Alla ricerca dell’anima
di Antonio Stanca
La giovane americana Sara Houghteling, laureata a Harvard, dopo il Master in Storia dell’Arte all’Università del Michigan ha ottenuto una borsa di studio che le ha permesso di svolgere ricerche per un anno a Parigi. Da queste ha tratto l’idea per un romanzo che è diventato Il mercante dei quadri perduti. Nel 2009 è comparso nella versione originale ed ora, in Italia, è stato edito dalla BEAT, Grafica Veneta, con la traduzione di Massimo Ortelio (pp. 279, € 9,00).
È stato l’esordio letterario della Houghteling e riuscito lo si può considerare perché ha avuto successo a livello internazionale e perché ha ricavato dall’esame di un particolare momento storico, la Francia degli anni della seconda guerra mondiale, la Francia invasa dai tedeschi e poi liberata dagli alleati, gli elementi necessari per costruire una narrazione, ha trasferito in letteratura la storia, ha superato i limiti, i confini di tempo, di luogo e raggiunto significati più ampi, più estesi.
Quando, durante la seconda guerra mondiale, i soldati tedeschi arrivarono a Parigi c’erano già stati degli allarmi negli ambienti dei mercanti d’arte, dei galleristi, dei collezionisti. Questi erano soprattutto ebrei, cioè particolarmente invisi ai tedeschi, e trattavano delle opere dei maggiori autori, pittori, scultori del momento e di altre dell’arte antica e del Terzo Mondo. I tedeschi s’impadronivano di tali patrimoni nei modi più immediati compresi quelli della rapina e della confisca. Delle opere sottratte riempivano intere carrozze ferroviarie che avevano come sola destinazione la Germania.

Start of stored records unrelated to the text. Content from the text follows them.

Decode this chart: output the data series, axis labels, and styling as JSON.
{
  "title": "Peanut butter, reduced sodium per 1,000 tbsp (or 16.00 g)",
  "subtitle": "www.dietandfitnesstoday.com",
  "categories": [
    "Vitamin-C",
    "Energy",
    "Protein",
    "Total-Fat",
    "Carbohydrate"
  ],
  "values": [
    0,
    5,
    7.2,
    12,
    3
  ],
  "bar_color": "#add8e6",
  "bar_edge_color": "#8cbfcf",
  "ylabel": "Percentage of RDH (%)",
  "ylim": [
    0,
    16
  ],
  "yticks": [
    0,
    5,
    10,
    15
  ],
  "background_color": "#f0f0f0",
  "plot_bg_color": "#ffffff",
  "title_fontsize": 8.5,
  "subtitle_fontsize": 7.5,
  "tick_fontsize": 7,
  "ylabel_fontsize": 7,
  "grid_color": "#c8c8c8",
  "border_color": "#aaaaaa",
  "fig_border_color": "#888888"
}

Riuscivano a scoprire anche le opere nascoste e se ne appropriavano mentre i loro proprietari erano lontani perché fuggiti. Quando nel 1944, in seguito alla sconfitta della Germania, si ritornerà a Parigi per molti di quei proprietari sarà difficile, impossibile riordinare, ricostruire quanto avevano lasciato poiché tra rovine e distruzioni si ritroveranno. Rinunceranno ad un’operazione di recupero ma ci sarà qualcuno, Max Berenzon, figlio del noto gallerista e mercante d’arte Daniel, che continuerà a credere, a sperare nella possibilità di ritrovare le cose perdute. Per lui l’arte non ha soltanto un valore concreto, economico ma anche e soprattutto uno morale, sentimentale, è voce, espressione dell’anima. Non come suo padre pensava riguardo all’arte ma in maniera diversa, con essa comunicava nello spirito. Perciò, nonostante i molti ostacoli, si metterà alla ricerca dei “quadri perduti” dal momento che da essi si sentiva richiamato. Altri sentimenti gli faranno compiere un’altra ricerca, quella di una giovane donna, Rose, che nella galleria paterna aveva lavorato e della quale si era innamorato. Non avranno esiti positivi le sue ricerche, molti rischi e pericoli gli comporteranno e alla fine del romanzo lo si vedrà emigrato in America, qui impiegato quale medico, sposato e con figli.
Il tempo dell’opera è quello dell’infanzia e della giovinezza di Max. Ad esso fa da sfondo continuamente mosso ed animato la Parigi degli anni ’40, quella della seconda guerra mondiale, la Parigi invasa dai tedeschi ed esposta ad ogni tipo di clandestinità, d’illecito, di violenza, la città che perde il primato culturale, artistico detenuto per tanto tempo tra le capitali europee. A tale situazione, però, c’è ancora chi si oppone e la combatte, Max Berenzon. Degli anni della sua formazione scrive la Houghteling e mostra come questa sia avvenuta all’insegna di principi e valori ideali, trascendenti pur in ambienti degradati dalle circostanze. Max ha continuato a credere anche quando niente lo aiutava, ha affrontato gravi disagi, è entrato in contrasto con il padre, è fuggito da casa, è vissuto da povero per seguire l’idea e il valore della sua impresa rimane anche se non è stata coronata da successo. Essa è valsa a formarlo, un romanzo di formazione è Il mercante dei quadri perduti. E che un genere letterario così antico sia stato perseguito in un contesto sociale così moderno e così diverso, che abbia voluto essere vero in molte parti, come la stessa autrice dichiara alla fine dell’opera, non riduce il suo significato, non sminuisce la sua dimensione ideale. Se poi si osservano la sicurezza e la chiarezza del linguaggio, si spiega come la Houghteling abbia avuto successo anche in ambito straniero, come il contenuto e la forma rimangano essenziali per un’opera d’arte.